Margi was one of four eight-year-old campers in my first-ever cabin as a counselor at Camp Green Cove, Junior 1. In arts-and-crafts, she made this wonderful little Winnie-the-Pooh for me. I've always set it in my kitchen or on my bedroom chest-of-drawers. Here, he has a place of honor in my window just above my kitchen sink.
I see him many times of the day, and I remember Margi and summer camp and my friend Susan Little and my mother (who read me Winnie-the-Pooh and The House at Pooh Corner.
Susan and I became friends at camp, where on days off at 17, we paraded down the main street of Hendersonville, North Carolina, in yellow rain slickers and high black waders. We loved dressing like Christopher Robin and leaving "sustaining missages" on the Lodge tables at meals and delivering them at activities and reading Pooh stories at campfire. Indeed, when a new building was added to Junior Line, we christened it "The House at Pooh Corner" and renamed the cabins after Hundred Acre Wood sites.

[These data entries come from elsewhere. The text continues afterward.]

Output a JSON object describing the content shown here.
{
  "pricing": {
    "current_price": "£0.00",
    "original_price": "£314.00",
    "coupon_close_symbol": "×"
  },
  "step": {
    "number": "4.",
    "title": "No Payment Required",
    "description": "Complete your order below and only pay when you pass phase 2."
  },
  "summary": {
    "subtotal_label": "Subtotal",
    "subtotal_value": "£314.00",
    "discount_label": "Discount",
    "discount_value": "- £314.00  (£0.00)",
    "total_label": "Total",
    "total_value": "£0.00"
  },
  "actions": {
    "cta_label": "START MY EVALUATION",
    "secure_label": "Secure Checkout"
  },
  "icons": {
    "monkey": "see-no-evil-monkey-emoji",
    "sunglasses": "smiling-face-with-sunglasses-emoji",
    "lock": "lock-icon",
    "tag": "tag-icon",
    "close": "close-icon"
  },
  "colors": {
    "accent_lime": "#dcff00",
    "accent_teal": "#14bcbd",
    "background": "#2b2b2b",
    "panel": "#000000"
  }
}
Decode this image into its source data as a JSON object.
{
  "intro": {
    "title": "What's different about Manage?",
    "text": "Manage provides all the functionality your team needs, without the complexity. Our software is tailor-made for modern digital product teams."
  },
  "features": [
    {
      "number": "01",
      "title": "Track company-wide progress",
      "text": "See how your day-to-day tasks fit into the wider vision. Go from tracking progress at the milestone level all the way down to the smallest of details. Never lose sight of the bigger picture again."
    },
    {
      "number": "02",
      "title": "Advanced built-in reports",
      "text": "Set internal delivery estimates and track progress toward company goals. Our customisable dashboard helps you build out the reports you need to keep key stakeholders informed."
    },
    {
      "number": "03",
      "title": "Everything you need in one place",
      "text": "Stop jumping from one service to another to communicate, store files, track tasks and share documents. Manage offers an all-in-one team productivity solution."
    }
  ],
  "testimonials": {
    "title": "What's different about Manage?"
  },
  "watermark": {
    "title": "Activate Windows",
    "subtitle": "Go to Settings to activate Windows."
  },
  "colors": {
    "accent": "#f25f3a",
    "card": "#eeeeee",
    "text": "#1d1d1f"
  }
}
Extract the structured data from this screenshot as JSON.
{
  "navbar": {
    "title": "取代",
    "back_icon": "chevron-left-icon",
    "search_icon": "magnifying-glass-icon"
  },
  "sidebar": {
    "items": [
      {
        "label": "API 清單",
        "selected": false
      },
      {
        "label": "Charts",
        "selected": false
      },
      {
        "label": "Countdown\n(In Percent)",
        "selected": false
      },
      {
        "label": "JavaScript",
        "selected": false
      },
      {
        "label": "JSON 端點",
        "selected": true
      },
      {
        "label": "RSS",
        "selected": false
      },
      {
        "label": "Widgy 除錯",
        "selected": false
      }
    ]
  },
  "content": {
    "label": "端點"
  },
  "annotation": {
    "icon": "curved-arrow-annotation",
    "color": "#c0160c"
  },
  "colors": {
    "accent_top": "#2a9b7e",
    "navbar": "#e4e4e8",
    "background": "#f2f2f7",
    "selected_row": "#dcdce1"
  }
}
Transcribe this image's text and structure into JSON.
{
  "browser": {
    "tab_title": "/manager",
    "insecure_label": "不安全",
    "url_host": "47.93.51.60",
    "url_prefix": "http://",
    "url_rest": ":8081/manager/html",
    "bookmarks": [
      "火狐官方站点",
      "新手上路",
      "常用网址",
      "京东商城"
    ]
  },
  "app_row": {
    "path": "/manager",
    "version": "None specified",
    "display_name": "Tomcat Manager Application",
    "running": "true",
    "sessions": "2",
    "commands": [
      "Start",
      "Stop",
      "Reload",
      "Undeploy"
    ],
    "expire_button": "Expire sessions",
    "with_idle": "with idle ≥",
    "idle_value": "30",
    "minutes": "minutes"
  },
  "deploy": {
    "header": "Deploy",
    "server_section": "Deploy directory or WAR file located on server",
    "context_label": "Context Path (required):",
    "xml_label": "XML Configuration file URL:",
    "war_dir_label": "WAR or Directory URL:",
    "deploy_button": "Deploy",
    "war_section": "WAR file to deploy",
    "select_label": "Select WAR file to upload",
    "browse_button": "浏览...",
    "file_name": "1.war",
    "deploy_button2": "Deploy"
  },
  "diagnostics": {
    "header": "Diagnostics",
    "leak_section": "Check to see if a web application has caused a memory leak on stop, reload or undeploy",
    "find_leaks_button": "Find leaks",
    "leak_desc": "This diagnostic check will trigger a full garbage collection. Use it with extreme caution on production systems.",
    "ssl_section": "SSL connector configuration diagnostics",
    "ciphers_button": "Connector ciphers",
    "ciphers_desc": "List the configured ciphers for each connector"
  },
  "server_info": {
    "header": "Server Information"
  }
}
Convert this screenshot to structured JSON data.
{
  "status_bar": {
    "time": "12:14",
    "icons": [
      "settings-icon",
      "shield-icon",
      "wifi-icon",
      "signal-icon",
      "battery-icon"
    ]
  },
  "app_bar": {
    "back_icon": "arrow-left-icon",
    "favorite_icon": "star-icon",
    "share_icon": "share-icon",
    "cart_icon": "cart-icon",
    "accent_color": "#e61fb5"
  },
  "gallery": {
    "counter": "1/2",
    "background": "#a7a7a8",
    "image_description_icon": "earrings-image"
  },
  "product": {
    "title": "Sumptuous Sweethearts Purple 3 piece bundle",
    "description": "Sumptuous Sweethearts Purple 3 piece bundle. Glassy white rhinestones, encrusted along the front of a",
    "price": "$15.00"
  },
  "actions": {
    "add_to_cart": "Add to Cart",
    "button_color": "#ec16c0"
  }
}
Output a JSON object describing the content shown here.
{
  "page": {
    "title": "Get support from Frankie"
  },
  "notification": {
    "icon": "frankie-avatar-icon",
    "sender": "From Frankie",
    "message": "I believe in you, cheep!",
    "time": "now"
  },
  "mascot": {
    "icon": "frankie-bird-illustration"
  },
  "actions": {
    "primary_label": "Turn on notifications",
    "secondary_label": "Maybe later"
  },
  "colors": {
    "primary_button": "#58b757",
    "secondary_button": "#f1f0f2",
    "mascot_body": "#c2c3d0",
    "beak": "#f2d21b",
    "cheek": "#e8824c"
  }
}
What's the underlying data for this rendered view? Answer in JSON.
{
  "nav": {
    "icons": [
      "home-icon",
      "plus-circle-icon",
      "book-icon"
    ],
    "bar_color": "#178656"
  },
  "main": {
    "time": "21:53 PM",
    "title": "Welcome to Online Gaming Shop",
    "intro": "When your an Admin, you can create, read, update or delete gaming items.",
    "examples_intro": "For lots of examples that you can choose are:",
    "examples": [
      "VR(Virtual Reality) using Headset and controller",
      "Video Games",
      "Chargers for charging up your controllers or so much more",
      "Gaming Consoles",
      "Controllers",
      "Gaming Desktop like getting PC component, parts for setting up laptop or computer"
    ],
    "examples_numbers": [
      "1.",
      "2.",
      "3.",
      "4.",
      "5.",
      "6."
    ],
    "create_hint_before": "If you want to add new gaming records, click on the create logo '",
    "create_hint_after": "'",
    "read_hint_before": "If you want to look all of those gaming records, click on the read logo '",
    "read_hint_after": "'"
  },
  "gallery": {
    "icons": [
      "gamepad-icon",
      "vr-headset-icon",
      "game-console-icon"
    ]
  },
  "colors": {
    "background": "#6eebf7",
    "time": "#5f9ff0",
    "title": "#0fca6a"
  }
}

Susan died years ago after suffering from multiple sclerosis, and my niece and nephew never loved Pooh as much as I. However, there are four little ones in the family now, and soon I plan to start reading them A. A. Milne's stories about his son's stuffed animals and then illustrated in books by the wonderful E. H. Shepard before they get indoctrinated by the awful Disney versions.